I feel obliged to reveal one corner of this bubbling market that might actually make sense.
By 2050 the population of California will soar from 39 million to 50 million, and that of the US from 320 million to 400 million, according to data released by the US Census Bureau and the CIA Fact Book (check out the two population pyramids below).
That means enormous demand for the low end of the housing market, apartments in multi-family dwellings.
Many of our new citizens will be cash-short immigrants. They will be joined by generational demand for limited rental housing by 65 million Gen Xer’s and 85 million Millennials enduring a lower standard of living than their parents and grandparents.
These people aren’t going to be living in cardboard boxes under freeway overpasses.
If you have any millennial kids of your own (I have three!), you may have noticed that they are far less acquisitive and materialistic than earlier generations.
They would rather save their money for a new iPhone than a mortgage payment. Car ownership is plunging as the “sharing” economy takes over.
This explains why the number of first time homebuyers, only 32% of the current market now, is near the lowest on record.
It’s not like they could buy if they wanted to.
Remember that this generation is almost the most indebted in history, with $1.5 trillion in student loans outstanding.
They don’t care.
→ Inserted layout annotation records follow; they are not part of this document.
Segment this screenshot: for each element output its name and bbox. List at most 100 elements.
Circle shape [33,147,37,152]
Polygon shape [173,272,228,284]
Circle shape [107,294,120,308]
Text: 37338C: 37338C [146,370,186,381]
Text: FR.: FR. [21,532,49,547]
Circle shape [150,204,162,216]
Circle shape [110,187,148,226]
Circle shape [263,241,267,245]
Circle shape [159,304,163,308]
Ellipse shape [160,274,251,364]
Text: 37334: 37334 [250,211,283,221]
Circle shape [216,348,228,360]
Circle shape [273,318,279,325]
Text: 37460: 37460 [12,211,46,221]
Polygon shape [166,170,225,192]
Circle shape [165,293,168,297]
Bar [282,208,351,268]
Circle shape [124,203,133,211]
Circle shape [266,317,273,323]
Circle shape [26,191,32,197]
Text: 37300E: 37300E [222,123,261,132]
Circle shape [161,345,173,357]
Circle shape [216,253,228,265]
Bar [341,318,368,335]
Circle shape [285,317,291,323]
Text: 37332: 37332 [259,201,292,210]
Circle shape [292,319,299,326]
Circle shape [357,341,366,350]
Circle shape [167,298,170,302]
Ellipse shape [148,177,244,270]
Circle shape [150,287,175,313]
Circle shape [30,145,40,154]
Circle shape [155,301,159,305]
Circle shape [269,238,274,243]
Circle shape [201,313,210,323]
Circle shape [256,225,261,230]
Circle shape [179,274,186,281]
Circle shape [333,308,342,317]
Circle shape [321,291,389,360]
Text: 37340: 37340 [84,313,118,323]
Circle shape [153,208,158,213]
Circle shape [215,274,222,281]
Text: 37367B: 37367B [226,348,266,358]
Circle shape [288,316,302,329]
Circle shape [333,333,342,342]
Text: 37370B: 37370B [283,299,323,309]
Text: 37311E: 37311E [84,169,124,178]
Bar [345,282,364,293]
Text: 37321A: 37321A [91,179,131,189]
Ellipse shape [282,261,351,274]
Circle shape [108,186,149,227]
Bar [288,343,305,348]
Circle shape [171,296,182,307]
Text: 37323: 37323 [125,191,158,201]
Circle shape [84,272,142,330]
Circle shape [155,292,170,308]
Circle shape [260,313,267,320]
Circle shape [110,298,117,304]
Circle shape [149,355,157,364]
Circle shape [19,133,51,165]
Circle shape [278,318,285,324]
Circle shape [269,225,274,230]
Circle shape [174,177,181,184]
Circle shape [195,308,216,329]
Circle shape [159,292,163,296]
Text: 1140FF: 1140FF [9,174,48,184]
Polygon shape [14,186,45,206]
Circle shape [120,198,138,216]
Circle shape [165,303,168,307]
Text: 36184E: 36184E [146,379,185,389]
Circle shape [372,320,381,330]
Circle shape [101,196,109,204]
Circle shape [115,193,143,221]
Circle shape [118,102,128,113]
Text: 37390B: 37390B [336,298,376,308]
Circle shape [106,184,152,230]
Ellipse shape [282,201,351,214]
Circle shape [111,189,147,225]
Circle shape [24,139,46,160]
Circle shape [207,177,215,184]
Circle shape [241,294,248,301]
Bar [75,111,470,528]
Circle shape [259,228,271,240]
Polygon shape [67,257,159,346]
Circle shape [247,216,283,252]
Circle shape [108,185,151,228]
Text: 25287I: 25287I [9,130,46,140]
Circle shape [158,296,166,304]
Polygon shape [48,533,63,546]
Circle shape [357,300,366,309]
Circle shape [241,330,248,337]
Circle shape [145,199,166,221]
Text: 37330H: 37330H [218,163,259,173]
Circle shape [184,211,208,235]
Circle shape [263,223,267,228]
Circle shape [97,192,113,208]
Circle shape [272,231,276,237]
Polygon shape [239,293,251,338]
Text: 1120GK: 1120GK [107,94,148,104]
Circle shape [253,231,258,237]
Coming of age since the financial crisis, to them, home ownership means falling prices, default, and bankruptcy. Bring on the “renter” generation!
The trend towards apartments also fits neatly with the downsizing needs of 85 million retiring Baby Boomers.
As they age, boomers are moving from an average home size of 2,500 sq. ft. down to 1,000 sq ft condos and eventually 100 sq. ft. rooms in assisted living facilities.
The cumulative shrinkage in demand for housing amounts to about 4 billion sq. ft. a year, the equivalent of a city the size of San Francisco.
In the aftermath of the economic collapse, rents are now rising dramatically, and vacancy rates are shrinking, boosting cash flows for apartment building owners.
Fannie Mae and Freddie Mac financing is still abundantly available at the lowest interest rates on record. Institutions combing the landscape for low volatility cash flows and limited risk are starting to pour money in.
Run the numbers on the multi-dwelling investment opportunities in your town. You’ll find that the net after-tax yields beat almost anything available in the financial markets.